Bir-iki dakika sonra minibüs onun bulunduğu apartmanın önünde durdu; üzerinde her farklı tadı temsilen bir renk bulunan gökkuşağı desenli beyaz bir dükkânın dört tekerli hali gibiydi. O renkler o kadar cezp ediciydi ki bazı çocuklar için… Ama onun için değil.
Dondurmacı, eline bir külah aldı ve o renklerin temsil ettiği her lezzetin kokusunu alacak kadar tezgâhının yakınına çağırdı çocuğu.

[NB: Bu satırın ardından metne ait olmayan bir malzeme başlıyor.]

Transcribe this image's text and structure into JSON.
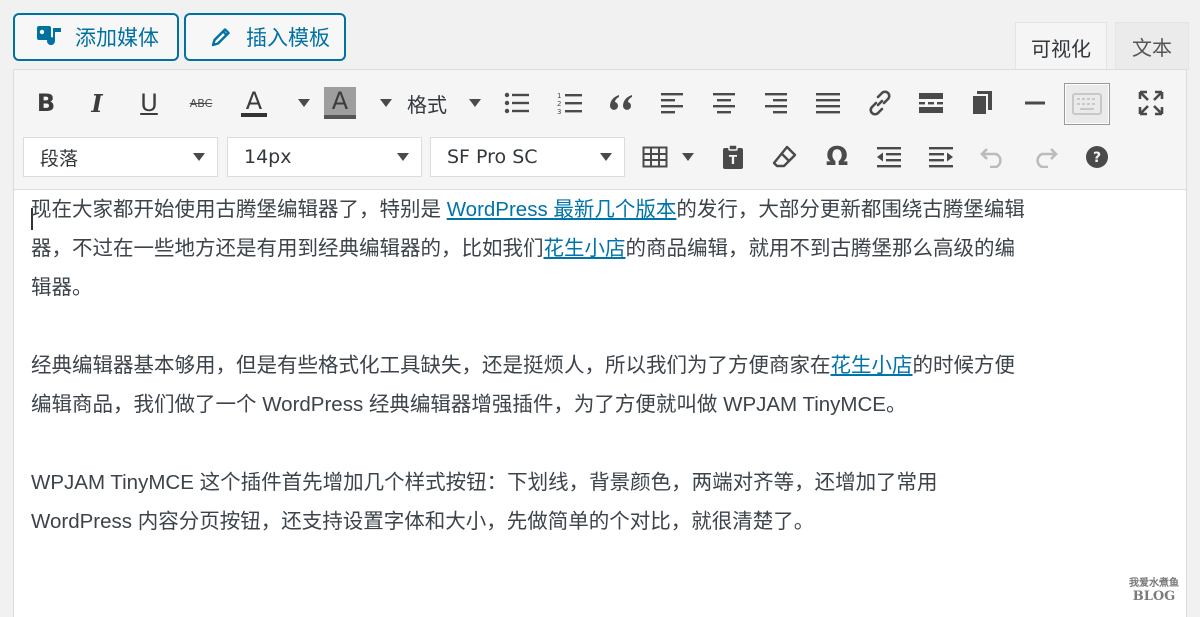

O, her akşam yaptığı seçimi tekrarlayacaktı -mis gibi süt kokusuyla kaymaklı, bembeyaz olanı istiyordu yine. Tadını ezberlemişti. O kadar çok seviyordu ki, dilinde hissetmese de aynı tat damağında yer ediyordu her zaman. Kimi zaman ekşiliği, kimi zamansa o harikulade süt tatlılığı kaymağın…
Dondurmacı diğer renklere de onun dikkatini çekmeye çalışırken yüzünde dalga geçer, beklenti dolu bir sırıtış belirdi. Çocuk o an tekrar emin oldu ki diğer renklerden birini seçmeye kalksa adam onun tatmasına ücretsiz izin verecekti. Her akşam böyle olurdu; aklından hiç geçmemesine rağmen aynı daveti adamdan alır ve aynı ifadeyi suratında görürdü.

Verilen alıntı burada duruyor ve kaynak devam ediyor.